The armed conflict in the Middle East, which erupted on Saturday, has sharply impacted the global oil and shipping markets. The primary reason is the near-total blockade of the strategically important Strait of Hormuz—a narrow passage off the coast of Iran through which about 20% of the world’s oil and liquefied natural gas exports pass.

This is reported by Finway

Record Increase in Freight Rates

Alongside the sharp rise in global oil prices, tanker freight rates in the region have surged to unprecedented levels. In particular, Sinokor, which in 2026, along with shipping magnate Gianluigi Aponte, controls a significant share of the global VLCC (Very Large Crude Carrier) fleet, reported a new freight rate for oil transportation from the Middle East to China to brokers on Monday. This rate reached 700 points on the Worldscale system, more than three times the level recorded last Friday.

“A rate of 700 points translates to about $20 per barrel for delivery to eastern China,” noted two ship brokers.

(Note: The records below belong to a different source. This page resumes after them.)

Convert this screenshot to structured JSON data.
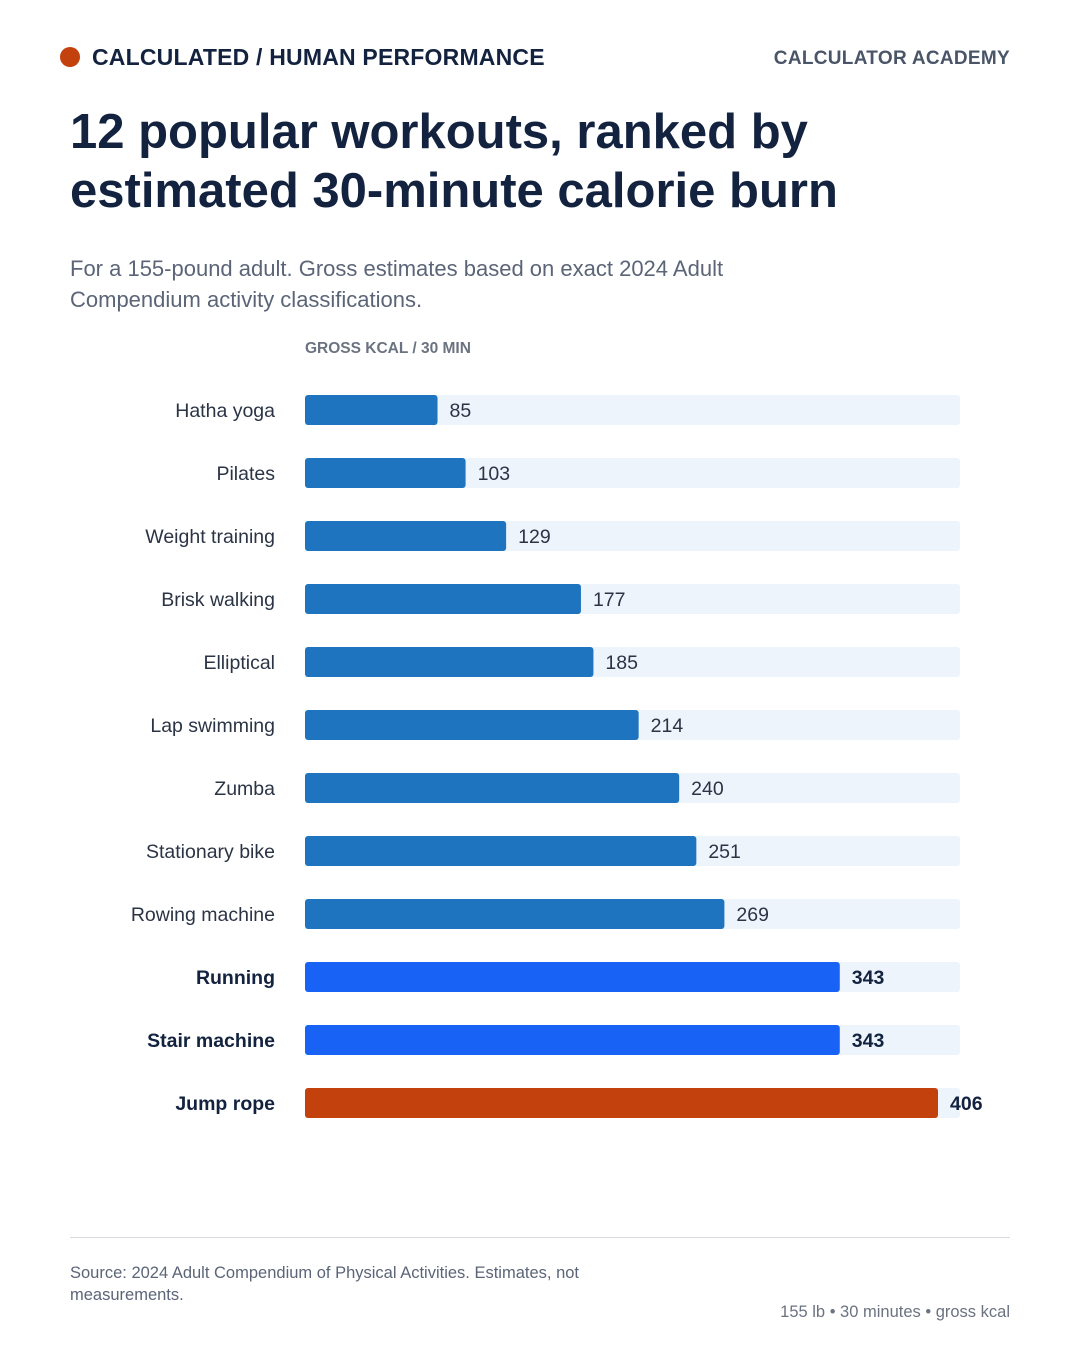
{
  "header": {
    "kicker": "CALCULATED / HUMAN PERFORMANCE",
    "brand": "CALCULATOR ACADEMY",
    "accent_color": "#c2410c"
  },
  "title": "12 popular workouts, ranked by estimated 30-minute calorie burn",
  "subtitle": "For a 155-pound adult. Gross estimates based on exact 2024 Adult Compendium activity classifications.",
  "chart_data": {
    "type": "bar",
    "orientation": "horizontal",
    "axis_label": "GROSS KCAL / 30 MIN",
    "categories": [
      "Hatha yoga",
      "Pilates",
      "Weight training",
      "Brisk walking",
      "Elliptical",
      "Lap swimming",
      "Zumba",
      "Stationary bike",
      "Rowing machine",
      "Running",
      "Stair machine",
      "Jump rope"
    ],
    "values": [
      85,
      103,
      129,
      177,
      185,
      214,
      240,
      251,
      269,
      343,
      343,
      406
    ],
    "highlight": [
      "normal",
      "normal",
      "normal",
      "normal",
      "normal",
      "normal",
      "normal",
      "normal",
      "normal",
      "strong",
      "strong",
      "top"
    ],
    "xlim": [
      0,
      420
    ],
    "colors": {
      "normal": "#1f74c0",
      "strong": "#1862f5",
      "top": "#c2410c",
      "track": "#edf4fc"
    },
    "grid": false,
    "legend": "none"
  },
  "footer": {
    "source": "Source: 2024 Adult Compendium of Physical Activities. Estimates, not measurements.",
    "note": "155 lb • 30 minutes • gross kcal"
  }
}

In comparison, a tanker operated by Dynacom Tankers Management was chartered at a rate of $525 on the Worldscale, yielding approximately $350,000 per day for the shipowner. The Worldscale system is used to calculate transportation costs and allows shipowners and oil companies to quickly assess the profitability of deals and transportation expenses.

Impact on Producers and the Oil Market

Experts warn that in the event of a complete blockade of the Strait of Hormuz, oil producers in the Middle East will be able to maintain current production levels for no longer than 25 days. Currently, the movement of tankers through the strait has significantly decreased due to voluntary restrictions imposed by shipowners for safety reasons.

Thus, the threefold increase in freight rates and shipping restrictions are already having a noticeable impact on global energy markets and could have long-term consequences for the world economy.